MORTAGE SITUATION WORSENS... Since the market meltdown started last week, the economic community (aided by a willing TV media) keeps telling us that the subprime mortage problems are relatively limited and shouldn't impact on the economy or the stock market. And each day everything tied to housing and real estate continues to lead the market lower. Take a look at the first four charts. A nearly 5% loss has pushed Countrywide Financial further below its 200-day moving average (Chart 1). Further proof that mortgage problems are spreading is seen in Chart 2 with the Broker/Dealer Index closing below its 200-day line. The XBD/SPX ratio has fallen to the lowest level in six months. [As I explained last Monday, brokerage stocks are leading indicators for the rest of the market]. REITs continue to tumble on heavy volume (Chart 3). So are homebuilding stocks. Chart 4 shows Pulte Homes trading at a four-month low.
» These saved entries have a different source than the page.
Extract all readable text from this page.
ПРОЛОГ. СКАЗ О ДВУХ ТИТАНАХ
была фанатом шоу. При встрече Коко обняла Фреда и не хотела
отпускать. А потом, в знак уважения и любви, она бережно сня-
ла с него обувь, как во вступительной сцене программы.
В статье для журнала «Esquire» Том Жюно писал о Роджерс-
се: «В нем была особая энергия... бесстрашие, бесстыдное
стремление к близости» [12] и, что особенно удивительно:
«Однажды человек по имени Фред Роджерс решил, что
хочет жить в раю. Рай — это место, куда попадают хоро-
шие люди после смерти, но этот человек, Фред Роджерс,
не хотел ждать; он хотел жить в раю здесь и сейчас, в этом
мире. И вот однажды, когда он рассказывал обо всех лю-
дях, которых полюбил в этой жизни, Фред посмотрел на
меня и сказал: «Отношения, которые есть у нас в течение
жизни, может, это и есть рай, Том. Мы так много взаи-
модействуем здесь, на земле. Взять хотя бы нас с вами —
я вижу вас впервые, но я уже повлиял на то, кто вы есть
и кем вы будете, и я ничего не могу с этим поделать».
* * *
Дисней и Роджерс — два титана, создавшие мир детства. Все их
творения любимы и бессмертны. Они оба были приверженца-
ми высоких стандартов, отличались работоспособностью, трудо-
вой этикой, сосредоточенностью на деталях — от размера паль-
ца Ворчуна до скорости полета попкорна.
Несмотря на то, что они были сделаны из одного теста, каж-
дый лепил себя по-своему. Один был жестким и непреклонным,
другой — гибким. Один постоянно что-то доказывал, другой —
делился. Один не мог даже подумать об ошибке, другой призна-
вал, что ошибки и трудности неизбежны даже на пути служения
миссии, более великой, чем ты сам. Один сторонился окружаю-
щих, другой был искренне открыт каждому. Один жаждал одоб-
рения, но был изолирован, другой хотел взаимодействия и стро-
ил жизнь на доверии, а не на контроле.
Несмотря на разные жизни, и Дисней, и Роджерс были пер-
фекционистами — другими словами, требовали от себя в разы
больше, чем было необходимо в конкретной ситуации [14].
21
Those same economists who keep telling us that nothing has changed in their positive economic outlook got news today that the U.S. service sector rose at the slowest pace in four years in January, which was well below their expectations. By the time they figure out what else has changed, it will be too late to do anything about it. Please remember that the stock market is a leading indicator of the economy. Not the other way around. Asking economists to analyze the stock market drop is like driving a car by looking out the rear window.

Chart 1

Chart 2

Chart 3

Chart 4

RISING YEN HELPS EXPLAIN GOLD DROP ... I keep getting asked to explain the drop in gold. There are several possible explanations. One is simply that a lot of traders were forced to dump their winning gold positions to help pay off margin calls from a plunging stock market. Another reason may be tied to the sudden surge in the yen. Chart 5 shows the Japanese yen surging to a new three-month high over the last week. Chart 6 shows gold denominated in yen (GLD:$XJY) plunging heavily. [A market quoted in a rising currency like the yen will fall faster than one quoted in a falling currency like the dollar]. The Japanese are big gold traders. The surging yen exaggerated drop in the price of bullion and probably contributed to Japanese bullion selling. Chart 7 shows that the drop in the Gold Trust Shares (GLD), which is quoted in dollars, hasn't been nearly as bad as in Japan. Even so, GLD has been falling on heavy volume and is nearing a test of its October/January up trendline.

Chart 5

Chart 6

Chart 7

VOLATILITY KEEPS RISING ... Last Tuesday, I showed the CBOE Volatility (VIX) Index surging more than 60% to a new eight-month high. I warned that rising volatility was bad for the market. [A rising VIX is associated with falling stock prices]. Chart 8 shows the VIX reaching a new high again today. I suspect it's headed toward the highs of last May. Chart 9 shows the Nasdaq Volatility Index (VXN) surging as well. That's not good for the Nasdaq market. One way to protect against (or profit from) a falling Nasdaq market is to buy a short Nasdaq fund. Over the weekend, I showed the ProShares Ultra Short ETF (QID) giving a buy signal. One of our readers objected to my showing an "ultra" fund which has twice the leverage of a normal fund. [Ultra funds move twice as fast as their benchmark index]. Chart 10 shows the ProShares Short QQQ Fund, which trades in the opposite direction of the Nasdaq market. It's also designed to rise the same amount as the Nasdaq falls.

Chart 8

Chart 9

Chart 10

ETFS FOR BONDS AND THE YEN ... I was asked if there were any ETFs that allowed purchases of Treasury notes (or bonds) and the Japanese yen. The answer is yes. Chart 11 shows the 7-10 Year Treasury Bond Fund (LEH) which is moving above its early December high. Chart 12 shows the relatively new CurrencyShares Japanese yen Trust (FXY) which is traded on the NYSE. It too is rising.

Chart 11

Chart 12

MARKET INDEXES HIT NEW LOWS ... The stock market continues to erode. The next two charts show the Dow and the S&P 500 closing at new 2007 lows today. Both indexes appear headed toward their (red) 200-day moving averages. The horizontal lines how where overhead resistance lies if the market were to attempt a short-term rally before that happens. An eventual drop to the 200-day line would put both indexes 8% below their recent highs. That's about in line with a couple of other downside corrections over the last four years (including last May). What the indexes do when they get to those 200-day lines will determine if this is just another 8% correction, or something more serious.